Именно этим, вопрошанием, ощущаемым интуитивно, зовом или увещеванием, а не фактом национальной принадлежности и наличием современной западной философской методологии в области изучения истории, пронизано стремление с новых, более глубоких позиций осознать, например, национальную историю казахов[3]. Номадизм или казахскость (казахство) здесь конечно никоим образом не смешивается с эмпирической фактичностью, с эмпирической принадлежностью к казахской нации, принадлежностью этнической, и не исключает участие не-казахов в формировании некоей изначальной казахскости в ее более современном структурном состоянии (Е.Г.Брусиловский, А.В.Затаевич, Г.Бельгер и т.д.). Тем не менее, современный номадизм, современная  казахскость, точно также, не могут исключать использование осознанных рационализированных концептов и форм западной философии и методологии в процессе переосознания национальной истории.

«Номадическое мышление» Ж.Делёза, как замечают исследователи, «предполагает распределять атрибуты анархически: имеется в виду не разделение между вещами совокупности сущего, при котором за каждым закрепляется его идентичность исключительной области, а, напротив, отображение способа, посредством которого вещи рассеиваются в пространстве «однозначного и неделимого», расширительно трактуемого бытия. Именно таким образом кочевники-номады произвольно растекаются по той или иной территории, границей которой выступает чужой мир. Таковое «распределение сущности» и в пределе «безумия», по Делёзу, неподвластно какому-либо централизованному управлению либо контролю. С точки зрения Делёза, номадическое мышление противостоит оседлому распределению атрибутов, сопряженному с мышлением классического мира»[4]. Тем не менее, оседлые, рационализированные структуры философии могут и должны функционировать как отдельные каркасы, разрозненные конструкции пока не осознаваемого до конца, ощущаемого интуитивно целого, порядка движения, потока, в котором структура со временем начнет преобладать, формируя уже условия для интуитивного восприятия нового более глобального, не осознаваемого потока и порядка, новой более глубокой иерархии ценностей.

По меркам Ж.Делеза, номадическая философия в ее современном осознанном состоянии, неважно, выражается ли она французами или казахами, различающими ее сущностно номадическое, отрицающее центризм, порождающее поток, множественности и имеющее ризоматическую структурность, содержание, оказывается более развитым типом философствования по сравнению с сугубо рационалистическим, господствующим на Западе. Но это, на наш взгляд,  становится возможным лишь в том случае, если современная национальная философия сможет сохранить или сохраняет исторические преимущества номадического типа философствования, заключающееся в принципах единства человека и природы, тела и духа, в нравственно-этическом способе снятия отчуждения человека от собственности, человека от человека и от человеческой сущности, в сохранении чувственно-интуитивного способа познания, наряду с подчинением глобальных социально-экономических и политических трендов национальному духу, воспроизведением полисемантического характера общественного развития, позволяющего разными средствами (и через традиции, и через инновации), т.е. более универсально, подходить к решению актуальных проблем современности.

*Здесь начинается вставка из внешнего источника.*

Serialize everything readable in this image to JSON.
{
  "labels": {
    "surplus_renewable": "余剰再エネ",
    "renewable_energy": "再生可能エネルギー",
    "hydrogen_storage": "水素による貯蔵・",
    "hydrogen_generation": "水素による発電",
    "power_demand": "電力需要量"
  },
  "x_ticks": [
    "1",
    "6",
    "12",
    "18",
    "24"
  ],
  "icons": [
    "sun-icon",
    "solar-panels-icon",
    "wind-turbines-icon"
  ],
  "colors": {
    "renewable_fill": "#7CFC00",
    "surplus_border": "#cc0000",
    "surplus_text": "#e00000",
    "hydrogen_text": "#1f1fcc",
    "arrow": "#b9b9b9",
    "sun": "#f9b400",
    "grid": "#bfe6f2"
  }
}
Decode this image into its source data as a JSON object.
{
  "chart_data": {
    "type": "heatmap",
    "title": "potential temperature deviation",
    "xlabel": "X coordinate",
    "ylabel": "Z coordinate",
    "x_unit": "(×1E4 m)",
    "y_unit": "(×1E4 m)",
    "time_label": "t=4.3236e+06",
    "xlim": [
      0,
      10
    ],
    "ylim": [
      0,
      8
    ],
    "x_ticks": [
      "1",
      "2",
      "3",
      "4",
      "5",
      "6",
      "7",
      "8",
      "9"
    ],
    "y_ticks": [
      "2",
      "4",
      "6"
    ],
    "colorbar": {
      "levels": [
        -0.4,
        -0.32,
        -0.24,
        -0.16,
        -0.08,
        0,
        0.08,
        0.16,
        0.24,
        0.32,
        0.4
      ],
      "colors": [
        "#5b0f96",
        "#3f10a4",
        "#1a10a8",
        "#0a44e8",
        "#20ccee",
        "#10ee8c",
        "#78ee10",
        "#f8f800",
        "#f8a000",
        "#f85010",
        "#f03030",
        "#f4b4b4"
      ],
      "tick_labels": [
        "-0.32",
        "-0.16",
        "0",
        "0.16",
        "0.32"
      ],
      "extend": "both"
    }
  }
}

По меньшей мере, такое отношение универсализма к рационализму, на примере того же Сингапура, свидетельствует об исторической  способности универсалистской культуры осваивать и переваривать абстракции, наделяя их свойствами и связями целостности, универсума, принципиальной, монотеистической материальности, глубокой природности человеческого духа, если так можно выразиться.

Универсализм казахской культуры, основанный на глубоко метафизическом понимании космологии окружающего кочевника мира, оформленный в иерархических социальных кодах и моделях поведения, закрепленных в кодексах обычного права казахов, до сих пор позволял интуитивно находить место той или иной абстракции, той или иной рациональности, включать ее в свой мир, определять ее координаты и значение в процессе движения или постижения более широкой и глубокой реальности, Универсума в целом.

Такой универсальный  метод, подход, номадической философии способен интуитивно, инстинктивно, как у жителей Пандеи в известном фильме «Аватар», в соответствии с этическим навыком, «коллективно бессознательно» вскрывать предметно-практическую, утилитарную, а в целом прагматическую и меркантилистскую природу частнособственнической и демократической структуры современного западного общества, найти место этим структурам в структурно более сложного социального или общественного организма, основанного на глубокой метафизической традиции, универсальной космологии Тенгрианства, стратегических (этических) принципах управления государством и многотысячелетнем опыте жизни номадов.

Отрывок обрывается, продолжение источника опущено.